Peu après la création du CNR, Jean Moulin est dénoncé. Capturé par les SS, il décède pendant son transfert vers l’Allemagne, après avoir été torturé pendant trois jours par Klaus Barbie. Son mutisme empêche les nazis de démanteler le CNR. Par sécurité, les séances plénières sont remplacées par un bureau exécutif de cinq membres, chaque membre représentant son propre courant et deux autres courants. Le 15 septembre 1944, Louis Saillant lui succède à la tête du CNR. Le CNR charge un Comité général d’étude de préparer une plate-forme politique pour la France d’après la Libération.
Adopté le 15 mars 1944 après plusieurs mois de négociations, le programme du Conseil national de la Résistance est très empreint de rénovation sociale économique et politique. Parmi les mesures envisagées et appliquées à la Libération, citons la nationalisation de l’énergie, des assurances et des banques, la création de la Sécurité sociale. Ces actions ont constitué jusqu’à aujourd’hui une grande partie des acquis sociaux de la seconde partie du XXe siècle.
Il est difficile de situer avec précision la date des premières initiatives ayant conduit à la création du C.N.R. Dès le début, la Résistance est fragmentée, mais, pour vaincre, il faut être uni. Le véritable tournant de la Résistance se situe le 27 mai 1943, quand Jean Moulin réunit le » Conseil National de la Résistance », le but est atteint l’unité est totale. Dès ses premiers moments, le C.N.R se place sous l’autorité du Comité Français de Libération Nationale (CFLN), gouvernement provisoire que préside le général de Gaulle. Le mois de mai 1943 fut retenu pour la réunion constitutive. L’accord politique étant réalisé, il ne restait plus que la réunion à organiser. Paris était la véritable capitale de la Résistance : les responsables au niveau le plus élevé y résidaient. La date du 27 mai avait été communiquée à chacun, mais seuls Jean Moulin, Pierre Meunier et Robert Chambeiron connaissaient l’adresse. Cette réunion a été la plus importante dans l’histoire de la Résistance, et aussi la plus périlleuse en raison de la qualité des participants tous recherchés par la police. Elle fut relativement brève : sécurité oblige. Jean Moulin rappela les buts de la France Combattante tels que les avaient définis de Gaulle. Le représentant des Chrétiens-Démocrates Georges Bidault présenta une motion qui fut adoptée à l’unanimité et qui soulignait la volonté de la Résistance de voir se constituer à Alger un gouvernement présidé par le Général de Gaulle Tout se déroula dans une atmosphère d’unité patriotique et de dignité.

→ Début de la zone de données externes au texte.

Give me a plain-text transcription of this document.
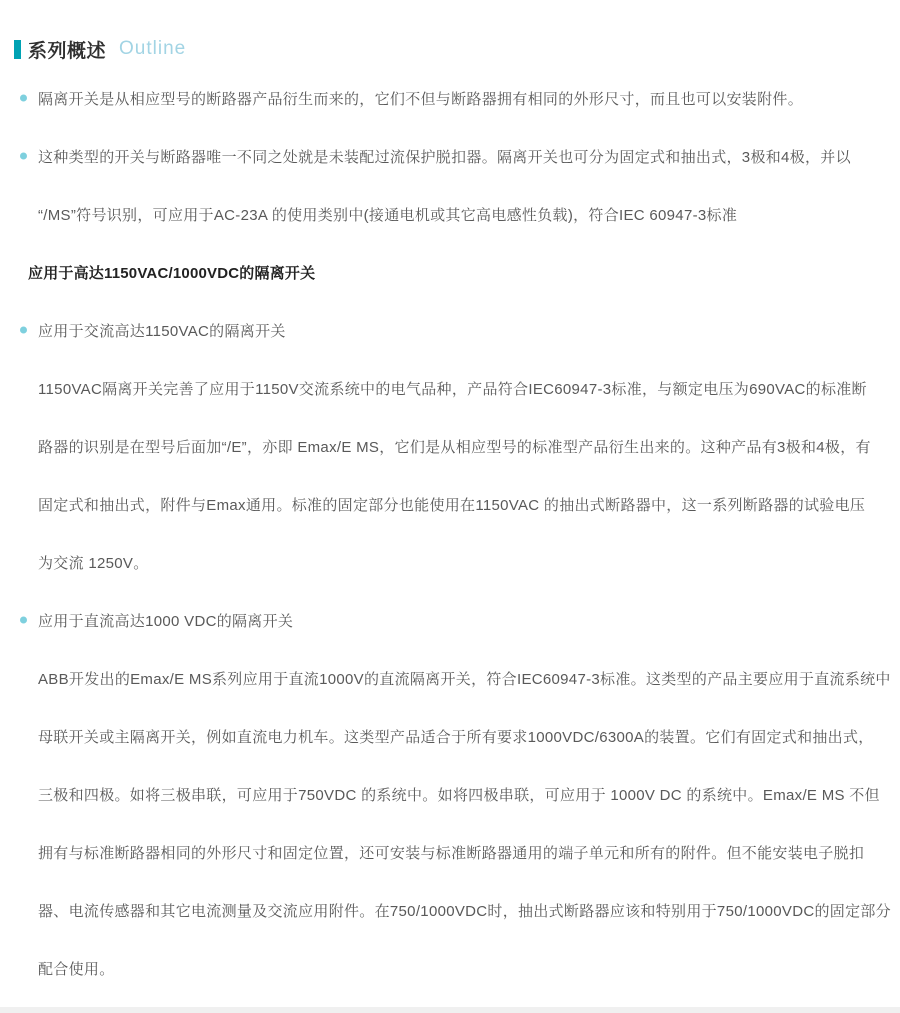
系列概述 Outline
隔离开关是从相应型号的断路器产品衍生而来的，它们不但与断路器拥有相同的外形尺寸，而且也可以安装附件。
这种类型的开关与断路器唯一不同之处就是未装配过流保护脱扣器。隔离开关也可分为固定式和抽出式，3极和4极，并以
“/MS”符号识别，可应用于AC-23A 的使用类别中(接通电机或其它高电感性负载)，符合IEC 60947-3标准
应用于高达1150VAC/1000VDC的隔离开关
应用于交流高达1150VAC的隔离开关
1150VAC隔离开关完善了应用于1150V交流系统中的电气品种，产品符合IEC60947-3标准，与额定电压为690VAC的标准断
路器的识别是在型号后面加“/E”，亦即 Emax/E MS，它们是从相应型号的标准型产品衍生出来的。这种产品有3极和4极，有
固定式和抽出式，附件与Emax通用。标准的固定部分也能使用在1150VAC 的抽出式断路器中，这一系列断路器的试验电压
为交流 1250V。
应用于直流高达1000 VDC的隔离开关
ABB开发出的Emax/E MS系列应用于直流1000V的直流隔离开关，符合IEC60947-3标准。这类型的产品主要应用于直流系统中
母联开关或主隔离开关，例如直流电力机车。这类型产品适合于所有要求1000VDC/6300A的装置。它们有固定式和抽出式，
三极和四极。如将三极串联，可应用于750VDC 的系统中。如将四极串联，可应用于 1000V DC 的系统中。Emax/E MS 不但
拥有与标准断路器相同的外形尺寸和固定位置，还可安装与标准断路器通用的端子单元和所有的附件。但不能安装电子脱扣
器、电流传感器和其它电流测量及交流应用附件。在750/1000VDC时，抽出式断路器应该和特别用于750/1000VDC的固定部分
配合使用。
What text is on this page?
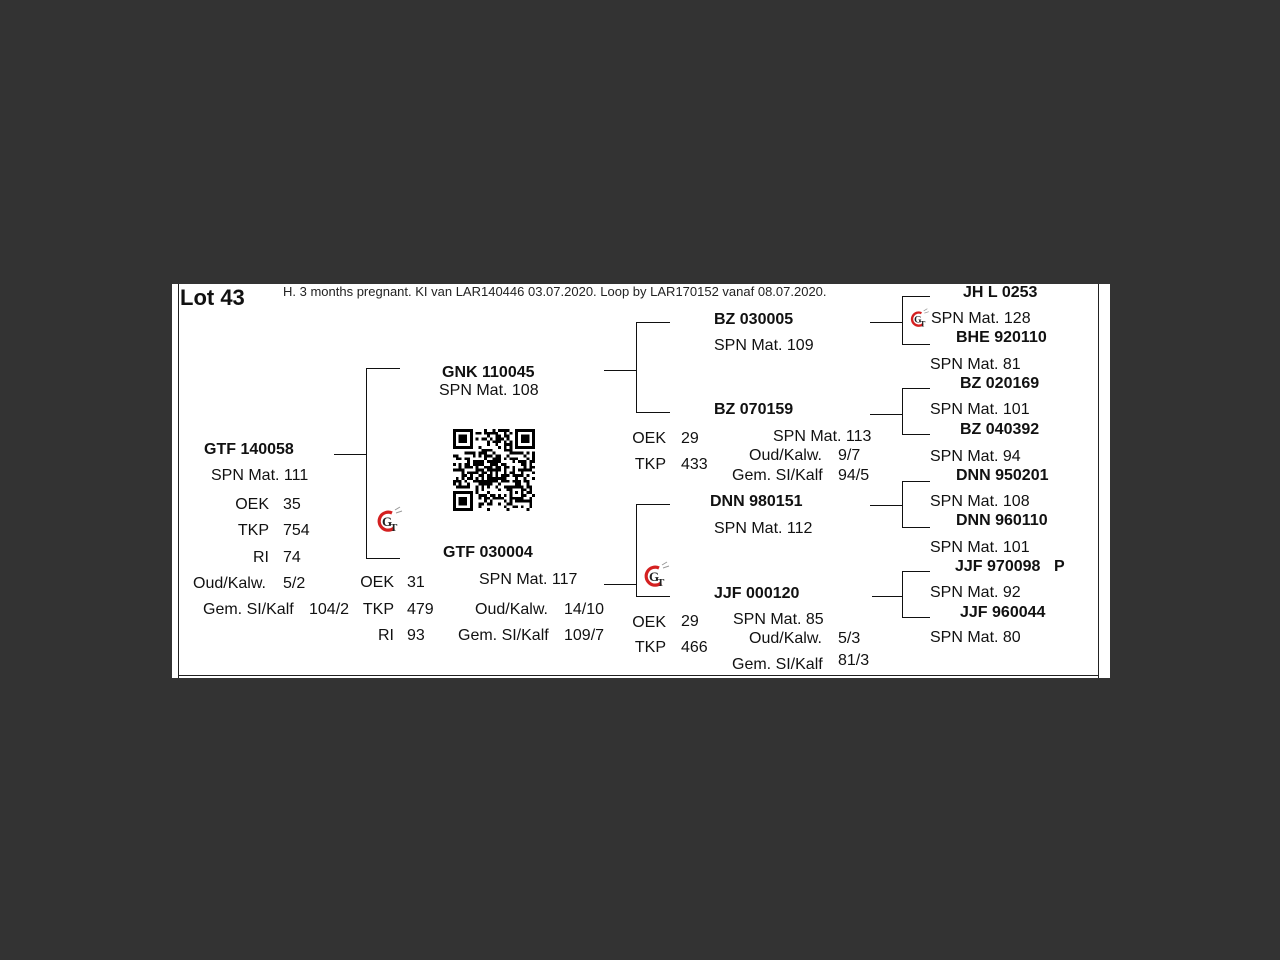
Lot 43	H. 3 months pregnant. KI van LAR140446 03.07.2020. Loop by LAR170152 vanaf 08.07.2020.
GTF 140058
SPN Mat. 111
OEK 35
TKP 754
RI 74
Oud/Kalw. 5/2
Gem. SI/Kalf 104/2
GNK 110045
SPN Mat. 108
GTF 030004
SPN Mat. 117
OEK 31
TKP 479
RI 93
Oud/Kalw. 14/10
Gem. SI/Kalf 109/7
BZ 030005
SPN Mat. 109
BZ 070159
SPN Mat. 113
OEK 29
TKP 433
Oud/Kalw. 9/7
Gem. SI/Kalf 94/5
DNN 980151
SPN Mat. 112
JJF 000120
SPN Mat. 85
OEK 29
TKP 466
Oud/Kalw. 5/3
Gem. SI/Kalf 81/3
JH L 0253
SPN Mat. 128
BHE 920110
SPN Mat. 81
BZ 020169
SPN Mat. 101
BZ 040392
SPN Mat. 94
DNN 950201
SPN Mat. 108
DNN 960110
SPN Mat. 101
JJF 970098 P
SPN Mat. 92
JJF 960044
SPN Mat. 80
G
T
G
T
G
T
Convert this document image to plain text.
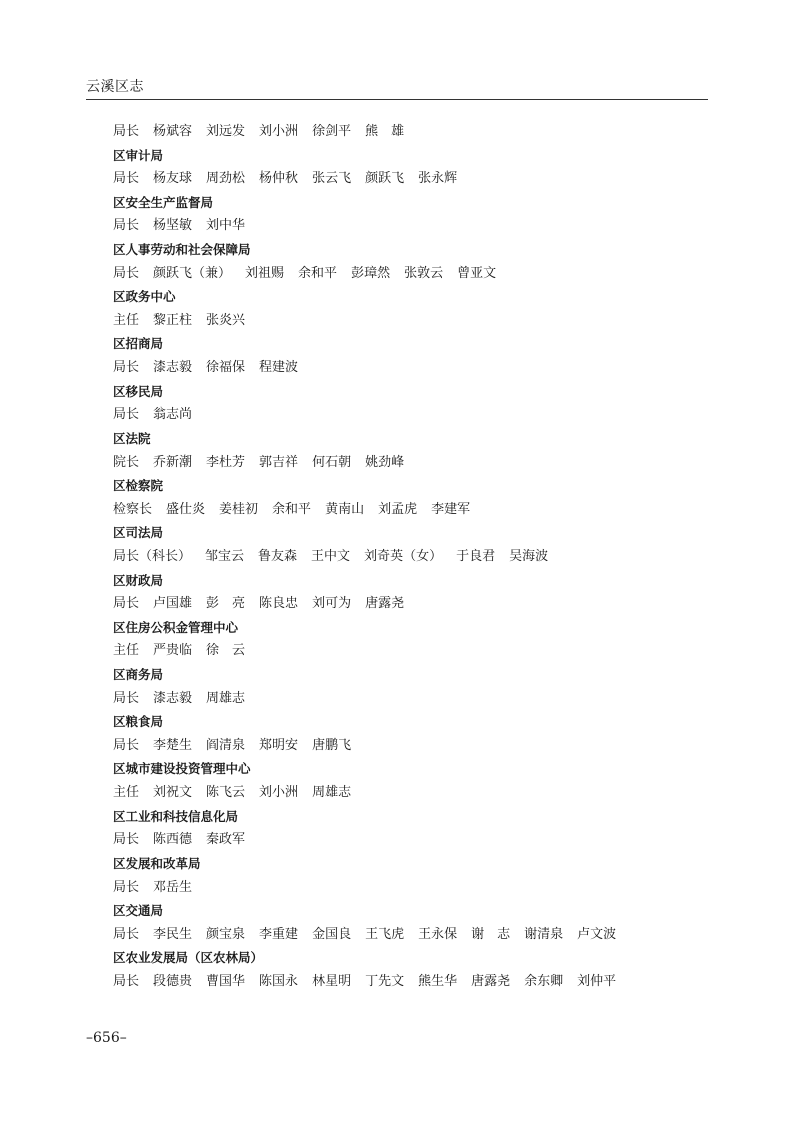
云溪区志
局长 杨斌容 刘远发 刘小洲 徐剑平 熊　雄
区审计局
局长 杨友球 周劲松 杨仲秋 张云飞 颜跃飞 张永辉
区安全生产监督局
局长 杨坚敏 刘中华
区人事劳动和社会保障局
局长 颜跃飞（兼） 刘祖赐 余和平 彭璋然 张敦云 曾亚文
区政务中心
主任 黎正柱 张炎兴
区招商局
局长 漆志毅 徐福保 程建波
区移民局
局长 翁志尚
区法院
院长 乔新潮 李杜芳 郭吉祥 何石朝 姚劲峰
区检察院
检察长 盛仕炎 姜桂初 余和平 黄南山 刘孟虎 李建军
区司法局
局长（科长） 邹宝云 鲁友森 王中文 刘奇英（女） 于良君 吴海波
区财政局
局长 卢国雄 彭　亮 陈良忠 刘可为 唐露尧
区住房公积金管理中心
主任 严贵临 徐　云
区商务局
局长 漆志毅 周雄志
区粮食局
局长 李楚生 阎清泉 郑明安 唐鹏飞
区城市建设投资管理中心
主任 刘祝文 陈飞云 刘小洲 周雄志
区工业和科技信息化局
局长 陈西德 秦政军
区发展和改革局
局长 邓岳生
区交通局
局长 李民生 颜宝泉 李重建 金国良 王飞虎 王永保 谢　志 谢清泉 卢文波
区农业发展局（区农林局）
局长 段德贵 曹国华 陈国永 林星明 丁先文 熊生华 唐露尧 余东卿 刘仲平
–656–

Le programme du C.N.R (Les jours heureux) n’est pas né dans une nuit. Plusieurs textes ont été examinés, provenant de l’une ou de l’autre des parties engagées. Le texte adopté en mars 1944 a comme vertu de mettre en cohérence la volonté de lutte et l’exigence de la société post-libération. Pas question de voir revenir sur le devant de la scène les hommes et les forces de la collaboration qui ont pillé le pays et brisé les institutions républicaines. Une large gamme de mesures à appliquer après la Libération est définie. Ce qu’il faut retenir, c’est que cette partie du programme répond à la volonté de changement exprimé par la Résistance de bâtir une société plus juste, plus solidaire, plus démocratique, plus ouverte.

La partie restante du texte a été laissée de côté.